Tackling Hidden Costs in FX Management
All investors experience significant – and often hidden – performance erosion as a result of routine FX trading, whether it’s carried out directly or via external parties. What’s the true cost, and how much can investors save?
IN THIS PAPER
Leakage: the known unknown. Spread costs are often inaccurately calculated; market impact costs are largely invisible. New research estimates the true size of investors’ currency trading costs at $140 per million transacted. With routine FX trading often reaching multiples of the investor’s AuM each year the figures add up rapidly.

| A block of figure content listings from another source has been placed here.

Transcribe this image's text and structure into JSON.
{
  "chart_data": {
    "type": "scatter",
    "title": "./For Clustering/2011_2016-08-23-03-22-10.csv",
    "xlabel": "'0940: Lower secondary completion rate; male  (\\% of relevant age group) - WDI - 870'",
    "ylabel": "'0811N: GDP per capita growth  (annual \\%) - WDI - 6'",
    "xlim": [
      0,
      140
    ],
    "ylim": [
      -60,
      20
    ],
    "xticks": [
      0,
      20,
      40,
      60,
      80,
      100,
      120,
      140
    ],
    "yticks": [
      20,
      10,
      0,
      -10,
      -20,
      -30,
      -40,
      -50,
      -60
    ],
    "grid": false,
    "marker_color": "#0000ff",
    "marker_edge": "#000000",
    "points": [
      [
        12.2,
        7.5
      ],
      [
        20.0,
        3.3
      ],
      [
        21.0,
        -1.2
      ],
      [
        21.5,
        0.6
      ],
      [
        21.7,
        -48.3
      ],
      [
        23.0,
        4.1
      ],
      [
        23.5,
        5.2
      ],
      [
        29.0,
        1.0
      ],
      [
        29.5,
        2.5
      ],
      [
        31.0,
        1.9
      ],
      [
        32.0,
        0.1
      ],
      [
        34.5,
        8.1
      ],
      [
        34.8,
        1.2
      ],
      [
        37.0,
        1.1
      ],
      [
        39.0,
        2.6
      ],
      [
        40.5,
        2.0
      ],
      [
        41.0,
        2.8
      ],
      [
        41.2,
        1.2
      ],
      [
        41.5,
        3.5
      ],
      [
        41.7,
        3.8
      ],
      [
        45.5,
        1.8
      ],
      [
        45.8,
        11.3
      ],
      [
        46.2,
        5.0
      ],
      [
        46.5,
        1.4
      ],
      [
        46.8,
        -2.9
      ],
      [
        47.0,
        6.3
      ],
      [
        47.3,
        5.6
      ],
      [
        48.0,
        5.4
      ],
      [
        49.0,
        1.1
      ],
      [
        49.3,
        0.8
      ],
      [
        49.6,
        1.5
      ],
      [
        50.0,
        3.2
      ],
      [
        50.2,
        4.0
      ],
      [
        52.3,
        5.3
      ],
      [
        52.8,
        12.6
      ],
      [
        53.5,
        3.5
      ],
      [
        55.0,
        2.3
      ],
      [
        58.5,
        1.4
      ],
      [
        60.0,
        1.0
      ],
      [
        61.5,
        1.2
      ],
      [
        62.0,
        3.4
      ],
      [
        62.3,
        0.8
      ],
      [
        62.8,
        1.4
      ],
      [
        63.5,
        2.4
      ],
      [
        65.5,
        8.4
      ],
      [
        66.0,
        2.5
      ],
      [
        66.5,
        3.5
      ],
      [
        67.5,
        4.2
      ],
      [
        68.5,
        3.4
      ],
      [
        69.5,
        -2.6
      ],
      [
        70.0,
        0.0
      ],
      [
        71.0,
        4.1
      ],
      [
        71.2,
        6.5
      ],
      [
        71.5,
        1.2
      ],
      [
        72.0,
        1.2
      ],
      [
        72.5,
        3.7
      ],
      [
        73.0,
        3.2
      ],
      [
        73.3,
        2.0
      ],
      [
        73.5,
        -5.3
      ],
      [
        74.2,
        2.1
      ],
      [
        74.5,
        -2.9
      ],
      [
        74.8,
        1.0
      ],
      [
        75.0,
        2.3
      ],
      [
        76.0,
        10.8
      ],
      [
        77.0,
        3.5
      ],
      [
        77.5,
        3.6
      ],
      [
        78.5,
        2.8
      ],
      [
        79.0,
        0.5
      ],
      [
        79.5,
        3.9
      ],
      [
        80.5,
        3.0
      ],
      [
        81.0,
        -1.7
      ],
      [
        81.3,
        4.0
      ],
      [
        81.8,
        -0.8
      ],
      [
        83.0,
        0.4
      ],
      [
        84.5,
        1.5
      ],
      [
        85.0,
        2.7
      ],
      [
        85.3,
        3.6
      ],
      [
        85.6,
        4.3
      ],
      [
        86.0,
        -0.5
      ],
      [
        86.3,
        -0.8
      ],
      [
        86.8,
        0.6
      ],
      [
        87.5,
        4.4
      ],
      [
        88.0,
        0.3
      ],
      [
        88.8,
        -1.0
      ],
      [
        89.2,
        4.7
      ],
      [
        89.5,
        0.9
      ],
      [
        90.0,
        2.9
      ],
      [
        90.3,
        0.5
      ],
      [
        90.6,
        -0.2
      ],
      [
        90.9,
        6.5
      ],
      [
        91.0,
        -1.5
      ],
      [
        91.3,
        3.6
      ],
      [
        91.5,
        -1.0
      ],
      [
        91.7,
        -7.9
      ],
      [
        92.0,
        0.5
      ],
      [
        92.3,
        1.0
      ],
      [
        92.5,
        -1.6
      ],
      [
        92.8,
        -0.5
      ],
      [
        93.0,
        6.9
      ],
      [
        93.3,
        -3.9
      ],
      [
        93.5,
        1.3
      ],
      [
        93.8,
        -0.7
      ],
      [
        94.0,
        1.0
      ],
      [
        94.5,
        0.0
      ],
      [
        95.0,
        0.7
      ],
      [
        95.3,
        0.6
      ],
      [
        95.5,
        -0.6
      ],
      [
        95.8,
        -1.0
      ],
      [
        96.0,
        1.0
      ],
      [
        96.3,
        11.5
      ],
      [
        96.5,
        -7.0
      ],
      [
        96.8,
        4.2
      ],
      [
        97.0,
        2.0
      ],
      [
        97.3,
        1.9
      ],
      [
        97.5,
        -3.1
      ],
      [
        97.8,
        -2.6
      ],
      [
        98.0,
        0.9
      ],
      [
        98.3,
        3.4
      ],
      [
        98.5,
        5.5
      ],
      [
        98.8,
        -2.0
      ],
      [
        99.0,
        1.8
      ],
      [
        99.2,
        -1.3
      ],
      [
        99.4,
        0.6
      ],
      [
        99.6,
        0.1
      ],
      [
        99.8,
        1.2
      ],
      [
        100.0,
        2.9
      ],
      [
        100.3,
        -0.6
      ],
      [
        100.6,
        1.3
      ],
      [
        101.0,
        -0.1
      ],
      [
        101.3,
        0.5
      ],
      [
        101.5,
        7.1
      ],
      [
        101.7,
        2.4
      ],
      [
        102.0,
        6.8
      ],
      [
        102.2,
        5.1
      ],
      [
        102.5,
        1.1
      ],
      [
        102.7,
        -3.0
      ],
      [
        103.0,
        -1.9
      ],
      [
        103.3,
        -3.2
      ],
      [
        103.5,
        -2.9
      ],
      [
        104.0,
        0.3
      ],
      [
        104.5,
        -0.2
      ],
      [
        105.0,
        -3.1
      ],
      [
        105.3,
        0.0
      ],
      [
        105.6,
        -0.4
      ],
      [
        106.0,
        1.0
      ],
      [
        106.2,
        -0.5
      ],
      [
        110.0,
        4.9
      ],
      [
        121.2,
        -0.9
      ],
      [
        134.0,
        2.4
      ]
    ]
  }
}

The rise of peer-to-peer netting. Recent years have seen the emergence of various ‘peer-to-peer’ solutions for off-market FX trading, in a bid to reduce leakage. A study of just 11 buyside entities indicates that 26% of their FX trades could be netted over a one-hour window.
Implementation challenges. Savings are hugely dependent on the details. This paper includes a brief implementation checklist for investors to use when considering peer-to-peer netting. What rate is being used? How is order information used? What rules govern the pool and who gets to be in it?
Investors are typically spending considerably more than they realise on FX transactions. The subject, typically viewed as an administrative back-office function, often receives limited attention from pension fund trustees and investment seniors in an institution. While FX is a highly liquid market it is also opaque, fragmented and lucrative for its operators, creating challenges for even for the most sophisticated asset owners and managers.
Transaction costs, comprising spread and/or fees plus market impact costs, have received greater attention in recent years. Transaction cost analysis can help investors to understand the extent of losses. Yet it must be robust: spread costs are often inaccurately estimated; market impact cost is even harder to quantify.
It is one thing to understand leakage and quite another to reduce it in practice. Manager selection, custodian arrangements and direct trading arrangements can all play a role. Some interesting solutions have recently emerged that enable investors to net their FX trades against each other before going to market. Evidence demonstrates that this can produce substantial savings; a $60 billion pension fund, for instance, can save $1.3 million per year when netting with just 10 other entities. Yet benefits are hugely dependent on the method of implementation.